Once power became concentrated in a few studios, female representation declined sharply, according to Amaral. “As the studio system lasted, more and more movies were being produced by fewer and fewer players, and these fewer players had more control over everything,” he said. Women received fewer jobs, since male producers hired male directors and male writers.

“There is a connection between increased concentration of power and decreased participation of women.”

Exactly how the studio system foundered is a complicated question, but it’s generally agreed that there were two especially pivotal events that contributed to its downfall. The first was a 1943 lawsuit brought by actress Olivia de Havilland against Warner Bros., seeking to be released from her contract. Bette Davis had mounted a similar legal challenge against Warner Bros. in 1937 and lost. But de Havilland prevailed, resulting in what is still colloquially known as the De Havilland Law in California (Labor Code Section 2855). Although the actress was essentially blacklisted by the studios in revenge for a couple of years, her sister and fellow actress Joan Fontaine once remarked, “Hollywood owes Olivia a great deal.”

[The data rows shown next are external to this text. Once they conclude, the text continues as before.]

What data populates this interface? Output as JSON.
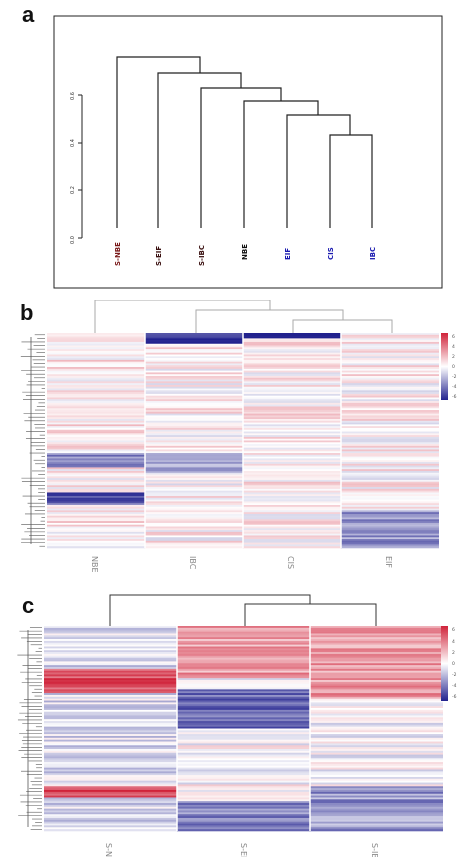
{
  "panels": {
    "a": {
      "label": "a",
      "y_ticks": [
        "0.0",
        "0.2",
        "0.4",
        "0.6"
      ],
      "leaves": [
        {
          "name": "S-NBE",
          "color": "#7a1a1a"
        },
        {
          "name": "S-EIF",
          "color": "#3a1010"
        },
        {
          "name": "S-IBC",
          "color": "#3a1010"
        },
        {
          "name": "NBE",
          "color": "#111111"
        },
        {
          "name": "EIF",
          "color": "#1a1ab0"
        },
        {
          "name": "CIS",
          "color": "#1a1ab0"
        },
        {
          "name": "IBC",
          "color": "#1a1ab0"
        }
      ]
    },
    "b": {
      "label": "b",
      "columns": [
        "NBE",
        "IBC",
        "CIS",
        "EIF"
      ],
      "legend_ticks": [
        "6",
        "4",
        "2",
        "0",
        "-2",
        "-4",
        "-6"
      ]
    },
    "c": {
      "label": "c",
      "columns": [
        "S-NBE",
        "S-EIF",
        "S-IBC"
      ],
      "legend_ticks": [
        "6",
        "4",
        "2",
        "0",
        "-2",
        "-4",
        "-6"
      ]
    }
  },
  "colors": {
    "high": "#d0233a",
    "low": "#22228e",
    "mid": "#ffffff",
    "line": "#222222"
  }
}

Just six years later, the US federal government brought an antitrust lawsuit, known as the Paramount case, arguing that studios shouldn’t be able to both produce and distribute their films and own the theaters in which they were shown. The studios ultimately lost that case when the US Supreme Court ruled against them in May 1948. And once Howard Hughes, who owned a controlling interest in RKO (one of the smaller studios), entered into a consent decree with the federal government to separate the production/distribution and exhibition facets of RKO’s business, the other studios’ counter-arguments fell apart.

“When the studio systems was forced to de-integrate to some extent, many movie stars became producers and directors, and I think that opened the door to greater diversity,” said Amaral. “The legal changes took power away from a handful of men and gave more people the power to start changing the industry.”

He cites the 1980 film 9 to 5 as an example, arguing that it likely would not have been made without Jane Fonda’s star power clout at the time. (Fonda had recently formed her own production company.) In short, “There is a connection between increased concentration of power and decreased participation of women,” said Amaral, adding that the same holds true, a hundredfold, for racial diversity in the film industry.

DOI: PLOS One, 2020. 10.1371/journal.pone.0229662  (About DOIs).